Do we sometimes become a ghost in our lives, like Jessa? Do we gradually step away from destructive forces in our life and they don’t notice until you’ve completely written them off, as Shoshana does? What if there’s never a wake up call, or too many too count, like Marnie? A better question is: how do you portray those struggles in a way that’s honest and not preachy, and often very very funny?

Now that it’s gone, I don’t see any show on television that takes the creative risks that Girls did - embodying the wrong side of controversial arguments, trusting the audience’s relationship with deeply flawed characters, even narrative risks it took it that may not have made much sense afterwards. At the show’s worst, it always felt alive. It was always in transition just like its subject, accepting its mistakes along the way.

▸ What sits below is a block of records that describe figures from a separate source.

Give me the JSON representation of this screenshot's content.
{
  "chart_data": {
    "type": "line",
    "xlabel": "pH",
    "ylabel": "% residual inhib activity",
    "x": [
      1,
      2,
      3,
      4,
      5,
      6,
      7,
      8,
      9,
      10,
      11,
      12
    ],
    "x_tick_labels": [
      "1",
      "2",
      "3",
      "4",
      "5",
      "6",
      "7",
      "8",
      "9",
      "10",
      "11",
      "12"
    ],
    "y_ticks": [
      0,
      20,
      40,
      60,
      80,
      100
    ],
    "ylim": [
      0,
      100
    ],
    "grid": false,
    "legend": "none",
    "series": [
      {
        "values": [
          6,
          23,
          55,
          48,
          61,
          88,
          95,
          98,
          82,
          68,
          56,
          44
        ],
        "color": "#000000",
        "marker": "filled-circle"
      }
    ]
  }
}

That’s not to say that a sucky episode or clunky moment was intentional or wise on Girls’s part. Like any other show, not every episode can or should be a knockout. There’s the murky terrain of embodying Hannah’s privilege (her functional use of people of color this season were the worst, and her luck with inexplicable jobs is a justified point of anger in the audience) without explicitly condemning it, that still needed more clarity of intention to pull off what I think it was getting at.

I think we’ll otherwise remember the show for its intent behind its mistakes - once the lightning rods and controversies are forgotten, at least. And provided Dunham doesn’t continue to put her foot in her mouth now that she’s not channelling Hannah. Though I think this season was her best acting work yet, an impossible high wire act in the overall arc and in tiny moments, and the best thing about that distancing finale. If we should be bringing Girls back into the Emmy fold, her work is worthy.

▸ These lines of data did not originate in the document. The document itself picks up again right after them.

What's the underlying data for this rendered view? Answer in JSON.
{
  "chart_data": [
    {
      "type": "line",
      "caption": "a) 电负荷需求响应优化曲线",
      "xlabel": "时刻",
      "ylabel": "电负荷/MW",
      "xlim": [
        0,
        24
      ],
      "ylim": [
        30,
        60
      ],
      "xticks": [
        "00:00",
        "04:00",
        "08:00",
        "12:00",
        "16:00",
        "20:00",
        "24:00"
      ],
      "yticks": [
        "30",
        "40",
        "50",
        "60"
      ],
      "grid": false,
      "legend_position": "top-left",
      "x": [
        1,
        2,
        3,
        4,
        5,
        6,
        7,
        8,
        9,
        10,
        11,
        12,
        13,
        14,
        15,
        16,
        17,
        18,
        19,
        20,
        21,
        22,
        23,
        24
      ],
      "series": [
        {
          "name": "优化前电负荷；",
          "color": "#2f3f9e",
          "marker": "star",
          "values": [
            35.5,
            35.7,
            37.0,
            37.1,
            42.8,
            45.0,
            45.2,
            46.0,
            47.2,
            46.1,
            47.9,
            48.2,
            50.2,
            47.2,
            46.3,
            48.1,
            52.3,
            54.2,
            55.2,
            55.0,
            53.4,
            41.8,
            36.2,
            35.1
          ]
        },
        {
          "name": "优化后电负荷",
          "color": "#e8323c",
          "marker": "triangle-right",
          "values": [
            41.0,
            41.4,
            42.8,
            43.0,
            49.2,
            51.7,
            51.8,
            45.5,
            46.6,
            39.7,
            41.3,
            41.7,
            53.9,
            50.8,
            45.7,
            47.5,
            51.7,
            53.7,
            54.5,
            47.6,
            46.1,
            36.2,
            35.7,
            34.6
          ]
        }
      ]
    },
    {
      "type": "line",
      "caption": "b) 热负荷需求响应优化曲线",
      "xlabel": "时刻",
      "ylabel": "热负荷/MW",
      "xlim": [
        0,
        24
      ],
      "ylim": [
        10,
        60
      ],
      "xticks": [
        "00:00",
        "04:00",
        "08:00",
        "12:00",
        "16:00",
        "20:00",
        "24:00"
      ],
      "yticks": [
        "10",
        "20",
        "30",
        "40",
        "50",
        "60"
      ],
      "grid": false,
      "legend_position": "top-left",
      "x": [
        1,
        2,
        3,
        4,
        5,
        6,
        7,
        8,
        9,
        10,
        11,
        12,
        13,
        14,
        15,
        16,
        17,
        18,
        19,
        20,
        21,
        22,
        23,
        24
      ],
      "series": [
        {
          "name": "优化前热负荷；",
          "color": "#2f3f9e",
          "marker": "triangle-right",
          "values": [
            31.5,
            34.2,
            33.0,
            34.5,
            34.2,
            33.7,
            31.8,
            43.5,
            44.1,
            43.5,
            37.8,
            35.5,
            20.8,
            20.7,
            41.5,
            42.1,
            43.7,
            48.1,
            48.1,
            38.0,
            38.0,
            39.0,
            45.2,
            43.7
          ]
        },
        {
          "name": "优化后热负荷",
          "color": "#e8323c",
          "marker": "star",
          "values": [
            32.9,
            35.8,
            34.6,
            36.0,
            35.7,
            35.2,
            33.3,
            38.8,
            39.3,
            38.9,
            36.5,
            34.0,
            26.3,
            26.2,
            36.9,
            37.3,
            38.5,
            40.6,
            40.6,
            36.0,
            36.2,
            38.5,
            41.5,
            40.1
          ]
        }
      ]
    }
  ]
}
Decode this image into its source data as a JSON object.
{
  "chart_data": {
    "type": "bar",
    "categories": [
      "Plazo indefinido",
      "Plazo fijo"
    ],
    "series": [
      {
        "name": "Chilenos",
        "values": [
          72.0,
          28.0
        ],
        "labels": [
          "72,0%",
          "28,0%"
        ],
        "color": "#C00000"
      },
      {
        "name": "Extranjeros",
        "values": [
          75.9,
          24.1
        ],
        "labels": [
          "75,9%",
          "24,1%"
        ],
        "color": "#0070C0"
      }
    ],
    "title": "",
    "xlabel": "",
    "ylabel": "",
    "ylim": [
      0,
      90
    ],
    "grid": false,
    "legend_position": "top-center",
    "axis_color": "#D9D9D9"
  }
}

Compared to other shows, this end was able to play into our need for audience closure and its own less definitive ambitions. There’s honesty in the ambiguous, more unfinished stories within ensemble, but there’s something a little honest too in the more pat happy endings of the likes of Ray or Shoshana or Elijah. It reads like the kind of friend we can project an entire lifetime of happiness onto just because of where we ended with them. I’m with the camp that was negative on the finale itself, though I admire how removed it feels from the rest of the season and what that might mean for Hannah and Marnie.

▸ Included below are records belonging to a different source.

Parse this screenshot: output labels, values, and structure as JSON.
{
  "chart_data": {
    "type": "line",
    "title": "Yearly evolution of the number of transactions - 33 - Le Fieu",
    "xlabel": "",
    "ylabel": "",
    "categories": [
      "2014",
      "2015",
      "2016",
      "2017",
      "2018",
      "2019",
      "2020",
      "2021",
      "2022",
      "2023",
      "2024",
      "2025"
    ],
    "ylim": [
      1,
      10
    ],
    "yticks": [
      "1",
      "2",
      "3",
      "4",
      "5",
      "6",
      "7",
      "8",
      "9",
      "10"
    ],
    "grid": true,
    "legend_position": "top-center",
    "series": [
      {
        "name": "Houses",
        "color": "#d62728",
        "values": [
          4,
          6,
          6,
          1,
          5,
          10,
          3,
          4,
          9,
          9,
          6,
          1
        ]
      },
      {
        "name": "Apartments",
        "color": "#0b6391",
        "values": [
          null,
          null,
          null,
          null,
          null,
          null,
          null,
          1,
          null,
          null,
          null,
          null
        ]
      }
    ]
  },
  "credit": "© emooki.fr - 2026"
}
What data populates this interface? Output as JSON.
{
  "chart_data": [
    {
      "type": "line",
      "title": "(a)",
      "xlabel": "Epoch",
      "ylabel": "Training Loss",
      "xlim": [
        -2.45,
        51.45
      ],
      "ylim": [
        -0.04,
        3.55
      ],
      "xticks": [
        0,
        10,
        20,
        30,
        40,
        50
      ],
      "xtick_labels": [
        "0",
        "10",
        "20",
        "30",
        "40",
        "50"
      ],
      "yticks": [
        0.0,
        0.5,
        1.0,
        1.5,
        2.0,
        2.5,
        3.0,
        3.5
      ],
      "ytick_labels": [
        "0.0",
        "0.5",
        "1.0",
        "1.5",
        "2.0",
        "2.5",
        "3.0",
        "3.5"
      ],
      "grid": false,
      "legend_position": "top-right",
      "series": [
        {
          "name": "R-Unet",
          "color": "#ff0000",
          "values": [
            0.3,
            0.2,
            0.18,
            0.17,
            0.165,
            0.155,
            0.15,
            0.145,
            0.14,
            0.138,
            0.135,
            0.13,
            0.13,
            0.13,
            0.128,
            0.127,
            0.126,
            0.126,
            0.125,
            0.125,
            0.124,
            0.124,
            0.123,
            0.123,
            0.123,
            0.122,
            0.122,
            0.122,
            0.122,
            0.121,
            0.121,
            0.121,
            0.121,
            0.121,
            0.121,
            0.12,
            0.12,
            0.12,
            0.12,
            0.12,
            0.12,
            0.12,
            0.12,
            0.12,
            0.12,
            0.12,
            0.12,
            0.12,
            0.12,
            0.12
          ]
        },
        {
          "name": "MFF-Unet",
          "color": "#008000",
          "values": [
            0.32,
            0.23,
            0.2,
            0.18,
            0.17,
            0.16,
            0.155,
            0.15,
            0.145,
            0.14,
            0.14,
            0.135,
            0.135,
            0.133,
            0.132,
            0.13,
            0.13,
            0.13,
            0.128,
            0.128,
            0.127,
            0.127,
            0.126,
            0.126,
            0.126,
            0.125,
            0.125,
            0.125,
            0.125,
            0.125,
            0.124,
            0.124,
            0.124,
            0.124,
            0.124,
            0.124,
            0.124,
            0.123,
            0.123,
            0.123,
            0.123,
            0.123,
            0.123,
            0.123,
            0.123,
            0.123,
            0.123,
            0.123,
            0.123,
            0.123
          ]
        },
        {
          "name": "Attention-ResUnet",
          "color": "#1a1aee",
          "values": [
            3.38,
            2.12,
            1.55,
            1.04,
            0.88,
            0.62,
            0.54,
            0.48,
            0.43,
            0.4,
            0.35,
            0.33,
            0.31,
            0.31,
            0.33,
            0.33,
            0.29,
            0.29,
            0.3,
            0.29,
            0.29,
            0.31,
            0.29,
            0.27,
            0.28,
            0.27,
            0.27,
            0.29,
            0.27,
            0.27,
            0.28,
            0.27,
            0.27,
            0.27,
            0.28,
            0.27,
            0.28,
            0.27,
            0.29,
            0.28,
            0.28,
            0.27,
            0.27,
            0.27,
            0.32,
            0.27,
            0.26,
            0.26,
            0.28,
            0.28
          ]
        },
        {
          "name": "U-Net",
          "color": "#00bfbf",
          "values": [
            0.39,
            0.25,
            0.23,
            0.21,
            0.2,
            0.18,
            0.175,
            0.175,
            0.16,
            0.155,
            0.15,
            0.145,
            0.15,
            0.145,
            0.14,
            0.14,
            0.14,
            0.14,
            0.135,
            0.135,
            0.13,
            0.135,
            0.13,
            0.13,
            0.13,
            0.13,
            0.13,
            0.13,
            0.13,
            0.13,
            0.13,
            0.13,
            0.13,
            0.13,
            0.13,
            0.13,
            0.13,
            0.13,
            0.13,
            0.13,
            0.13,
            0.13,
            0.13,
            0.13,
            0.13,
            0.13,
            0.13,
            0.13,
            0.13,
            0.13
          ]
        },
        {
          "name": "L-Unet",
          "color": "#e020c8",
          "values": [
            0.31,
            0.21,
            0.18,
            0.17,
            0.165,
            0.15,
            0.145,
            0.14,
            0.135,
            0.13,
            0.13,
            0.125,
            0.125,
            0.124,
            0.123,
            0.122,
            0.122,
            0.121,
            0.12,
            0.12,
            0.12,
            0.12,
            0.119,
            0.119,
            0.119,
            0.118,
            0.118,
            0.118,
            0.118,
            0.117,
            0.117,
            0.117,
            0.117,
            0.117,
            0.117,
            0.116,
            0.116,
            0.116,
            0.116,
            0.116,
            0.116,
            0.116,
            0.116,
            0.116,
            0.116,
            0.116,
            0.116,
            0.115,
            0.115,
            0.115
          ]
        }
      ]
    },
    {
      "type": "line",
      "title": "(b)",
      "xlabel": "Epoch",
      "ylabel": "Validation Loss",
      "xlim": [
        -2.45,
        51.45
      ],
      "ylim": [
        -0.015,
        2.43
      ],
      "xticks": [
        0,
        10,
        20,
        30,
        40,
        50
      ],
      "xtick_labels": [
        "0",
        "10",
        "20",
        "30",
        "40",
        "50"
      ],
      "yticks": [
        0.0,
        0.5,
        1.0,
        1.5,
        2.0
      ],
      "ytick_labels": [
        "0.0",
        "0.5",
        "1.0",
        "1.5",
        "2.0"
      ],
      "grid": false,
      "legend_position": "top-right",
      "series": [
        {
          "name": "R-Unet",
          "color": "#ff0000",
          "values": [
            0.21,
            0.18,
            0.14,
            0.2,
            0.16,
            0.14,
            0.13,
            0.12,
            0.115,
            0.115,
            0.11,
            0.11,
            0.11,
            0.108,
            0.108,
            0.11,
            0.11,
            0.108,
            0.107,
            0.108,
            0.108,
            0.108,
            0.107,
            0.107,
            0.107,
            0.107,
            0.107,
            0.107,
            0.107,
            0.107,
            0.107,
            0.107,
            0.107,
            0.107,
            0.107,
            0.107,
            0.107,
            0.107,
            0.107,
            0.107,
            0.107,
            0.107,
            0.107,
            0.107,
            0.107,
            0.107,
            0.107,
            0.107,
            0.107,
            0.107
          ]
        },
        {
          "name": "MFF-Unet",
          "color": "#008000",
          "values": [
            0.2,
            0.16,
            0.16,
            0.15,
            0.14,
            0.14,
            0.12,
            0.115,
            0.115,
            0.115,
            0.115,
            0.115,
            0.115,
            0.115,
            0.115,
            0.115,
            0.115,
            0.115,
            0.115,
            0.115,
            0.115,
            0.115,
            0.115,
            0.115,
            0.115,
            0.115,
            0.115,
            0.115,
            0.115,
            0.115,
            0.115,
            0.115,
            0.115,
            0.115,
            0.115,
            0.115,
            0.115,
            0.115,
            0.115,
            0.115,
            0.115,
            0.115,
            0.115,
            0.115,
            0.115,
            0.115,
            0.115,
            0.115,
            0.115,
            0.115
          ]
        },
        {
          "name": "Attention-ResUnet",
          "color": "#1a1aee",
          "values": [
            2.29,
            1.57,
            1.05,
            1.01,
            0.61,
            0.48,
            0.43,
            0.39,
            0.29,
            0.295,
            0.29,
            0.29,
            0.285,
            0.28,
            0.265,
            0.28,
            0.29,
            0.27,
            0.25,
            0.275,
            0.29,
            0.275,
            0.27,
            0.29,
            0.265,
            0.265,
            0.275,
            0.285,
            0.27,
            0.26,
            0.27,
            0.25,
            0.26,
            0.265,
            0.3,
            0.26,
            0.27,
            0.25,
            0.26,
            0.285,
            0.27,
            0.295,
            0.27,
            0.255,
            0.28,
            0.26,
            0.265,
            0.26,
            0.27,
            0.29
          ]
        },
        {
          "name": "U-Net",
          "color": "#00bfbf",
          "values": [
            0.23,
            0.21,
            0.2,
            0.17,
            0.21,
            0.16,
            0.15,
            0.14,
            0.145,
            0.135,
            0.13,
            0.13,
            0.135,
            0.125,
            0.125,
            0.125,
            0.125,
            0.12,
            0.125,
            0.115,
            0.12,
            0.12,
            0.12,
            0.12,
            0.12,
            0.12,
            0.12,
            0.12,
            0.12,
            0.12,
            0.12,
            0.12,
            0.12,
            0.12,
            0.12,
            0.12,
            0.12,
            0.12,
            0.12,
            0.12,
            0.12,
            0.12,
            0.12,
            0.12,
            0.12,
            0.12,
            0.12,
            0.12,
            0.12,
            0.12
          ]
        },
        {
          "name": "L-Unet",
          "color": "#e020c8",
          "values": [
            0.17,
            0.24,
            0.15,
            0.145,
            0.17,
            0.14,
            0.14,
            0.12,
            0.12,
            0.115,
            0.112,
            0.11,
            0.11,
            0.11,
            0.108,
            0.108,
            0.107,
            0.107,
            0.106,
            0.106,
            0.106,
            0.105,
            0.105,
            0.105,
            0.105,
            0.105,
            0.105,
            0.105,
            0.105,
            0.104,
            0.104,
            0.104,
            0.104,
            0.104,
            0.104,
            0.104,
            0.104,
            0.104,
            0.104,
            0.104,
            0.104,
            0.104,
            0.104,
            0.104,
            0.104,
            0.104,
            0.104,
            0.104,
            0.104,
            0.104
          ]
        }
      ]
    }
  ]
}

In some ways, Girls has always been subconsciously confusing to the audience for how much it loves and accepts its fuckup characters when we might have cut them out of our lives. The exasperation we feel with them is the same we feel with our own embarrassing mistakes. By extension, maybe it loved us where we found ourselves unlovable.

Girls made a mess of your social media feeds, took even a tiny bit of a win for body representation, and it made you care about these people who made mostly bad decisions. You may be glad it’s gone already, but no comedy on television is as worthwhile in its divisiveness. It may not have been a flawless sendoff, but I’ll miss this scrappy, smart, frustrating fuckup of a show.